Langer’s team also demonstrated how beliefs impacted fitness. They asked housekeeping staff in hotels whether they got any exercise. Since the staff believed that exercise was what you did after work, they said no. The team showed them how elements of their work, like walking and turning over mattresses, constituted cardiovascular activity. With only altered beliefs around exercise and no change in workload, participants lost weight and built muscle. Mindsets also determine our energy levels from sleep. In WLanger’s sleep lab, participants slept while the team secretly adjusted the clocks on the wall to run at double or half their normal pace. After participants woke up, their energy markers varied based not on the actual time they slept but on their perception of time, depending on the clock they saw.

The point isn’t that we have no limits, but that we don’t know what our limits are. If you start with mental limits, your body limits itself physically. Langer’s study shows that when you ask healthy people to do 100 jumping jacks, they get tired at around 70, but if you ask a similar group to do 200 jumping jacks, they are fatigued at around 140. Fatigue is thus a mental construct and its markers are contextual: this is why you are exhausted from a long day at work, than when you play cricket with your child for hours. Similarly, Langer noticed that people experienced difficulty reading alphabets about two-thirds down the list on eye tests; she designed a test where the starting letters were themselves two-thirds the original size. Unsurprisingly, patients were able to read until two-thirds down the list, where letters were much smaller than usual. Physical phenomena are thus subjective: all ‘objective’data, medical or otherwise, must be considered probabilistic, not absolute.

Consider the CAT exam whose cutoff for IIMs hovers around 98 percentile. If your child makes 98, they are labelled brilliant and if they make 97, they are labelled no-good, even though there is objectively little difference between 97 and 98. Is that sensible? In another Langer experiment, doctors advised prediabetic patients that their sugar levels put them at high risk for diabetes. Patients with sugar levels right below prediabetic were advised that they weren’t at risk. Prediabetic patients were more likely to test diabetic in subsequent checkups. I am not suggesting that you ignore your physician, please don’t. Understand, however, that every diagnosis is probabilistic, not absolute. It is when we take medical advice as absolute, like ‘I’ll never run again because of arthritis’that we limit our bodies.

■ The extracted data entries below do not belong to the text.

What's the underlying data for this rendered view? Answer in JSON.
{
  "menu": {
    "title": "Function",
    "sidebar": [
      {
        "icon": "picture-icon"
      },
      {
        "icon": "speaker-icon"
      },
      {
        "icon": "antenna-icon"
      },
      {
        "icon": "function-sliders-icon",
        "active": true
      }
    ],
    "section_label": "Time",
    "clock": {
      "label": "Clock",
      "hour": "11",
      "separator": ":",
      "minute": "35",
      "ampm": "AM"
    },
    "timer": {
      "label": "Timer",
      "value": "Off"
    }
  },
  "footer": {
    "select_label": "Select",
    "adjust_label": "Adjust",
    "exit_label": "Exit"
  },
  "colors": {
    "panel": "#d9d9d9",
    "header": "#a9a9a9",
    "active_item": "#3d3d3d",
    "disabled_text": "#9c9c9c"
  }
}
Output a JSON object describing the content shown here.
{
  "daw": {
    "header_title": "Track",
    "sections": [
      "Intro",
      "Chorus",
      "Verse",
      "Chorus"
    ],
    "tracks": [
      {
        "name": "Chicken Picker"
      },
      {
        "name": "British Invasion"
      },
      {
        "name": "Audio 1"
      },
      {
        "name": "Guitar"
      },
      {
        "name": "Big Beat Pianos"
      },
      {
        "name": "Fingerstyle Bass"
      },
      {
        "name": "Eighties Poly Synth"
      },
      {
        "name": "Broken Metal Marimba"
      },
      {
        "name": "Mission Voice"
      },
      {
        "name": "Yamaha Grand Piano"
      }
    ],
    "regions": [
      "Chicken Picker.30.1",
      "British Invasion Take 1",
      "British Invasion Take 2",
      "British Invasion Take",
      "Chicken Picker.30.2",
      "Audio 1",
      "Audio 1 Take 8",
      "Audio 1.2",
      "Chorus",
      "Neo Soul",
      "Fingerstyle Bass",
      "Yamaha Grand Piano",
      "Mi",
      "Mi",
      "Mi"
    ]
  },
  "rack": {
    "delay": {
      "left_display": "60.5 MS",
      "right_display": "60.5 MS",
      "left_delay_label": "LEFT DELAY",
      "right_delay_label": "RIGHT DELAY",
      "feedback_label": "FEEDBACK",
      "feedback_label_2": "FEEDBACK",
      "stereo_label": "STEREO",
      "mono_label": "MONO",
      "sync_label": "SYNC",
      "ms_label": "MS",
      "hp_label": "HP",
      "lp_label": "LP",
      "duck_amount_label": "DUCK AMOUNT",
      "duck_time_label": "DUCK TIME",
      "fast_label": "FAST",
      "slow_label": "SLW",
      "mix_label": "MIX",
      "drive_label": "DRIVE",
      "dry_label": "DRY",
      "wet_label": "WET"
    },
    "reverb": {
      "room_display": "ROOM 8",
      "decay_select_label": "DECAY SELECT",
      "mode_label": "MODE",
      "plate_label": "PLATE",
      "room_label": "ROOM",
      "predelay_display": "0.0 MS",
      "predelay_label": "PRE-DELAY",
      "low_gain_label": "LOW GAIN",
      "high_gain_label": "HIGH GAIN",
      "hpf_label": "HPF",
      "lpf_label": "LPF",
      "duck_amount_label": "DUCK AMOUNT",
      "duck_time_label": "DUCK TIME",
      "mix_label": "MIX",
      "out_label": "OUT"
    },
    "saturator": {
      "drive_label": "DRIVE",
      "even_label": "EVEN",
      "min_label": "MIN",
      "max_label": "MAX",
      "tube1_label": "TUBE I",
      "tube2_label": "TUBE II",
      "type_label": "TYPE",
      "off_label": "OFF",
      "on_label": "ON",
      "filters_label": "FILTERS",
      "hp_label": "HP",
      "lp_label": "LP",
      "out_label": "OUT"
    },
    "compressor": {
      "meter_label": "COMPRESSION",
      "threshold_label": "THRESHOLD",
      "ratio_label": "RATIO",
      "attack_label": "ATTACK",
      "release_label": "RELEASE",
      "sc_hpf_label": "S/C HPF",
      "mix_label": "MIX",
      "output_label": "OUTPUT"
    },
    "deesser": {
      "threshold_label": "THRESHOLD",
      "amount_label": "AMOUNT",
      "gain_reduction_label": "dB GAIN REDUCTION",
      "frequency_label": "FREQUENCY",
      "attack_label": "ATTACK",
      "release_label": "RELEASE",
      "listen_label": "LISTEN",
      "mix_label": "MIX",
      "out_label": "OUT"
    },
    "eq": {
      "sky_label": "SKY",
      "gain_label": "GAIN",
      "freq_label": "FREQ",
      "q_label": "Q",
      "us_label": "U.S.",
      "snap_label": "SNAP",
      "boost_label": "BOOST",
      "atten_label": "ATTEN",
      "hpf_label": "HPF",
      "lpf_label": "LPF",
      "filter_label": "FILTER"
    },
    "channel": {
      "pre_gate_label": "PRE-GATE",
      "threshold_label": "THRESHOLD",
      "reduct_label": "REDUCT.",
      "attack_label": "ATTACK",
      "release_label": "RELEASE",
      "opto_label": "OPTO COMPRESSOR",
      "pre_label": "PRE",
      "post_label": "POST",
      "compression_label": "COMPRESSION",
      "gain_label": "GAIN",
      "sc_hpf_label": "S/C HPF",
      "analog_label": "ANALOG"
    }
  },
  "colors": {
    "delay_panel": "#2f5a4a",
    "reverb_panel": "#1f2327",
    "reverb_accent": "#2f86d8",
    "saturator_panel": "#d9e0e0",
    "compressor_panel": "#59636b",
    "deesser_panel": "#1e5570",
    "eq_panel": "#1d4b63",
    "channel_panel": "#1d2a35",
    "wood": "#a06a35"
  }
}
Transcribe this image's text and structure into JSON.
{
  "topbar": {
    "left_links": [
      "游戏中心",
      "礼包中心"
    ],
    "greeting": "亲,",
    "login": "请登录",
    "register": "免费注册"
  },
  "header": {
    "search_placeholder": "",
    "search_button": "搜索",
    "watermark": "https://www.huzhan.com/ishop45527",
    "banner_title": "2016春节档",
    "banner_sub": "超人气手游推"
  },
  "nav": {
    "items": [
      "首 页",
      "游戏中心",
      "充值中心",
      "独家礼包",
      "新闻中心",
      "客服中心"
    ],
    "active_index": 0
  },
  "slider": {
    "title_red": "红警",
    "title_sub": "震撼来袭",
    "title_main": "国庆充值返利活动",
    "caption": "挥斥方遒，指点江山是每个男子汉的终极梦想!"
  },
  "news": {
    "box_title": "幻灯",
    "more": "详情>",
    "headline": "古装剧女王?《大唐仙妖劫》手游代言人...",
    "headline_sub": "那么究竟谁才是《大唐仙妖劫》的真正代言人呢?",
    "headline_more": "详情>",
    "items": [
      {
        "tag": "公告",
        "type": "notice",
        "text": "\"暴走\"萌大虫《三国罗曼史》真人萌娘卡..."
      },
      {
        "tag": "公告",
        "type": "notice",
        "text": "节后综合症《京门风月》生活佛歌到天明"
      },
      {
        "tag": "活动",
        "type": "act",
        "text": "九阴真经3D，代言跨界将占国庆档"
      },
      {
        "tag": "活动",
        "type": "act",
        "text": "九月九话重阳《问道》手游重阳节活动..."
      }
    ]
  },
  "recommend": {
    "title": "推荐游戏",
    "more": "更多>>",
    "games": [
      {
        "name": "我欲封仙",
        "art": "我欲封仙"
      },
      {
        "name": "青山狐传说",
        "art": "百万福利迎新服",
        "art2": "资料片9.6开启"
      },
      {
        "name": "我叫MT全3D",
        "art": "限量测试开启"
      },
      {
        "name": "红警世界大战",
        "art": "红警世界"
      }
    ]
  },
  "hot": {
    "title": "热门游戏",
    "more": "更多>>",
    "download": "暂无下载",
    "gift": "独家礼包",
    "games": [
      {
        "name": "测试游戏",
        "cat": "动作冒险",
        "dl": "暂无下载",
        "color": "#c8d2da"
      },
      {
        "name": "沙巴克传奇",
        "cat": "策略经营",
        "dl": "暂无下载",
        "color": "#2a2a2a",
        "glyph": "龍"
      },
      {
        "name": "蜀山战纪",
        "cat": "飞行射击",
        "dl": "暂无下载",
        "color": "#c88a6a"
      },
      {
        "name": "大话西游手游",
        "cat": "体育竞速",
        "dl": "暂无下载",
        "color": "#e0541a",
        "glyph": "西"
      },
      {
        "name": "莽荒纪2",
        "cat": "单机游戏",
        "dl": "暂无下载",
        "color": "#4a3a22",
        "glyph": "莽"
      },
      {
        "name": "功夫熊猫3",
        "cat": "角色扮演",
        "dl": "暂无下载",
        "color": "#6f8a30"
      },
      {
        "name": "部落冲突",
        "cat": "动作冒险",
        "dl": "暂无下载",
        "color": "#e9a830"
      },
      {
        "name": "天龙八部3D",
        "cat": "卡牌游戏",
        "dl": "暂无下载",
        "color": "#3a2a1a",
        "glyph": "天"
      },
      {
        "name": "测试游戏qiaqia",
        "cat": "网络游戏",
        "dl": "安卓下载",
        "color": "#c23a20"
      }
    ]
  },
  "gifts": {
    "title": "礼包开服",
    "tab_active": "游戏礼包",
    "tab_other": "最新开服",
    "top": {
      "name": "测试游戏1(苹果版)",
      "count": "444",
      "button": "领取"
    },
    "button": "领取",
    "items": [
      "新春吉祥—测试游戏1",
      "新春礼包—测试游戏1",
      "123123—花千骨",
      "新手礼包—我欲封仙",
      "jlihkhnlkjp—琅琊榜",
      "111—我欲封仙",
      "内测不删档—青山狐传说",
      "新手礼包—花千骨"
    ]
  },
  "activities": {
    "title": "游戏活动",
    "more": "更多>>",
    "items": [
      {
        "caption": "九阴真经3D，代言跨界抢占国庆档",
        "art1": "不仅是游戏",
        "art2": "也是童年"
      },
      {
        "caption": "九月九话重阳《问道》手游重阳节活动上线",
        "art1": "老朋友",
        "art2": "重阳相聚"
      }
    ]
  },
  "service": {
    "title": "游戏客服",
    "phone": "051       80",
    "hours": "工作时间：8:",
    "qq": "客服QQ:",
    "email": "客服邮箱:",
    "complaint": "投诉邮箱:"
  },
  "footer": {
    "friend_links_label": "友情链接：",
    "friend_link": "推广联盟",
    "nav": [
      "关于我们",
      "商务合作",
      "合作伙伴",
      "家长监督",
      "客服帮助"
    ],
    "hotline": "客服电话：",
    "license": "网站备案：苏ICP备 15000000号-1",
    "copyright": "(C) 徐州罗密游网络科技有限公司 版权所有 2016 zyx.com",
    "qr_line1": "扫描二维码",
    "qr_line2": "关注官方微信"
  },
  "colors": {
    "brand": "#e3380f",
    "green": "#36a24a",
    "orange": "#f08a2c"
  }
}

How can you apply this to your daily life? Langer advises us to be mindful of physical variability. Check in with yourself daily at irregular intervals by setting alarms on your phone. Even if you are in chronic pain, you likely have moments of calm amid the agony. At each interval, ask yourself, ‘how am I feeling, and why?’ When you feel positive, notice what you did within your control to cause that. Instead of always feeling tired, you will notice it happens under specific conditions, and you will look for ways to avoid them. That’s mindful living. Your body changes all the time, so paying attention to it opens up the possibility of recovery, weight loss or healthy ageing.

Excellent health starts with your mind. Mind it.